Collected data was then sold to several data analytics companies to build driver scores, and the Lone Star state alleges GM required those firms to license access to insurance companies for the purpose of calculating rates based on their compiled data.

 

Germany’s BSI guns for better tech security
Following the financial disaster of the Microsoft/CrowdStrike debacle, the BSI — Germany’s Federal Office for Information Security — is demanding that tech firms take swift steps to secure their products and prevent a repeat meltdown. The BSI is summoning Big Tech companies to a conference later this year and will be pushing for kernel access to be restricted or abandoned. That’s almost certainly going to mean Microsoft will need to cease allowing kernel access in Windows, just as Apple already did. Microsoft has claimed it can’t get follow suit because of a 2009 agreement with the European Commission.

 

Russian man who sold logins to nearly 3,000 accounts gets 40 months in jail
The Russian sold more than 297,300 credentials on Slilpp and listed more than 626,000 over the course of his five-year tenure on the site, which also included running themed discount events such as Cyber Monday sales. Feds said "related PII" was sold alongside the logins for "online payment accounts, bank accounts, and other accounts." The people who purchased those login credentials used those credentials to steal money from victim accounts.

 

 

 And Now For Something Completely Different …

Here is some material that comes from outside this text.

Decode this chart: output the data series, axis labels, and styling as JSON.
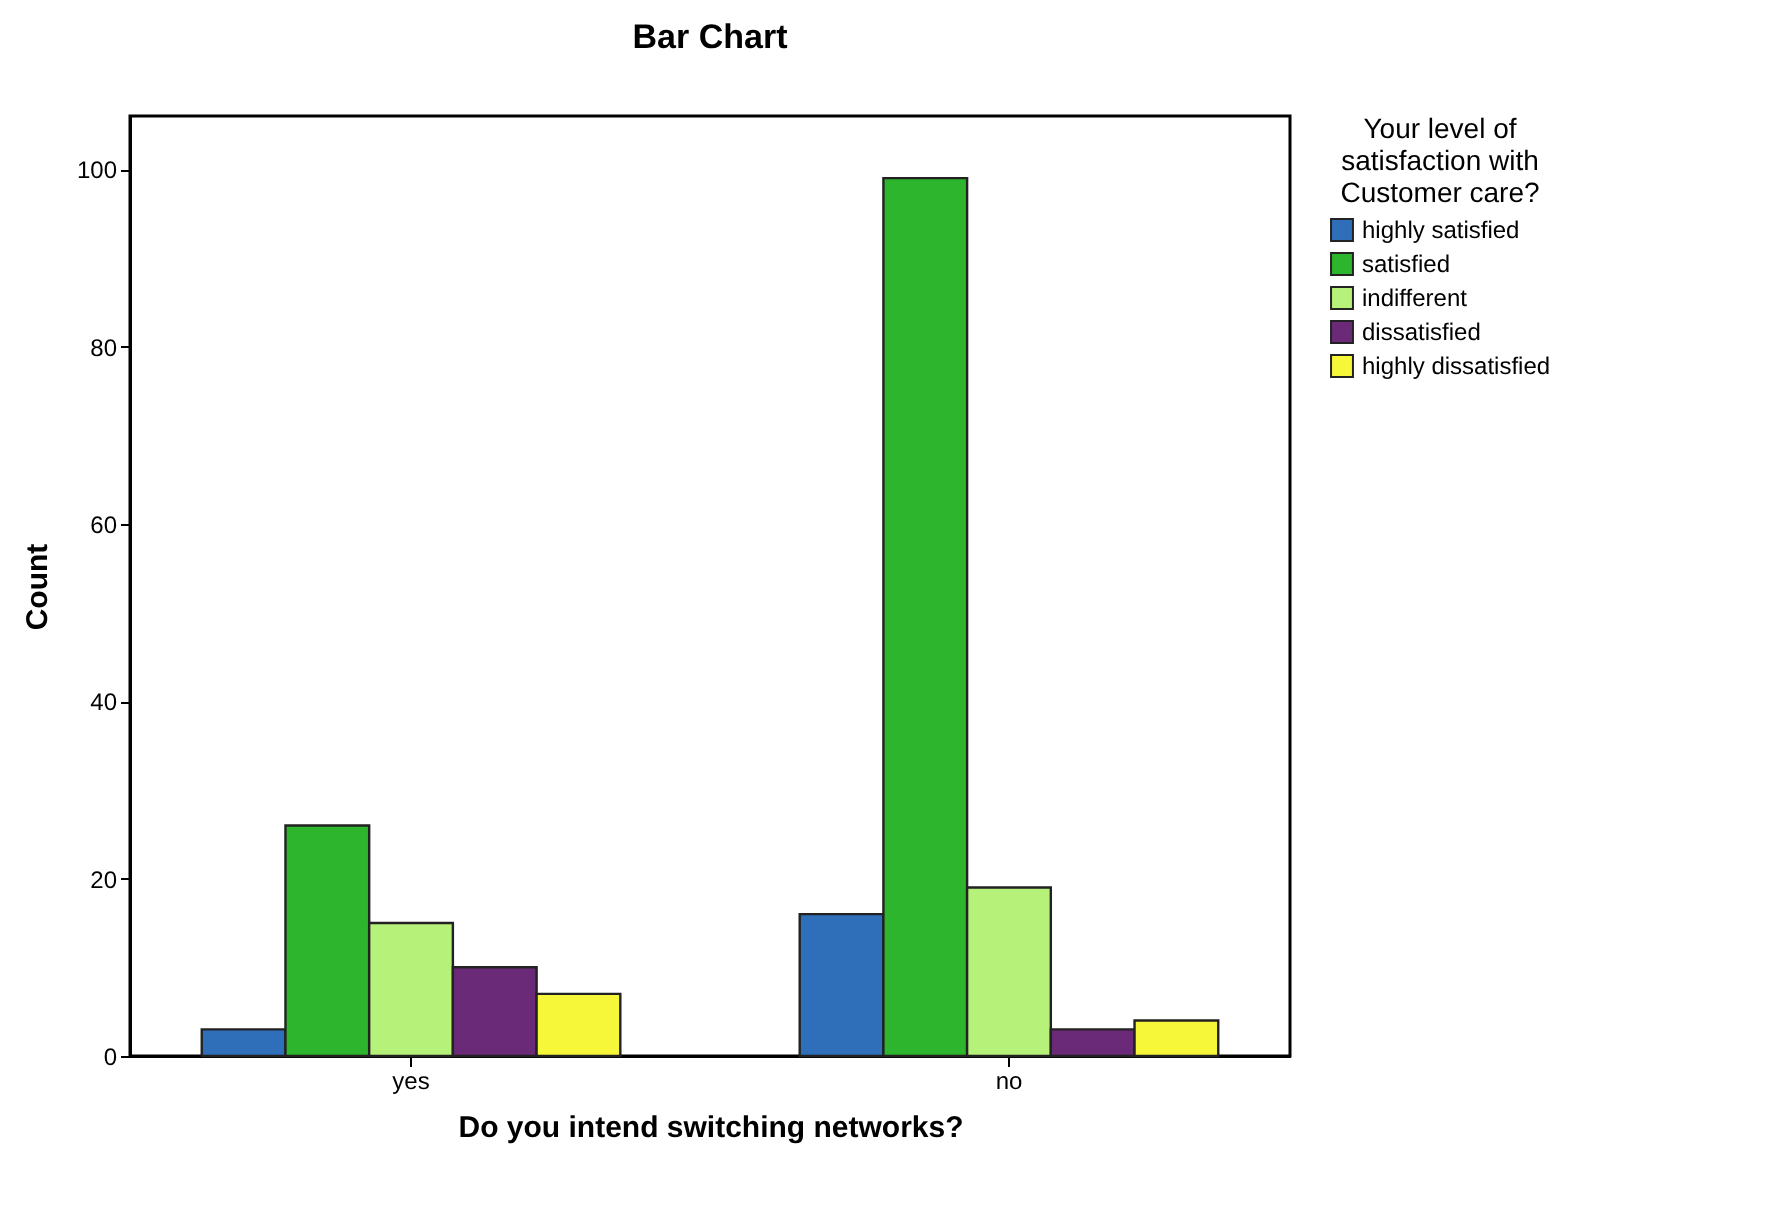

August to kick off four straight months of supermoons. When to enjoy the spectacles
Aug. 19 kicking off four straight months of supermoons — the brightest and largest full moons of the years. Two or three supermoons in a year is pretty normal, but four in a row is unusual. Supermoons are full moons that coincide with the moon's closest approach to Earth in its orbit — a point known as the perigee — making the moon appear about 14% larger and 30% brighter than the faintest moon of the year.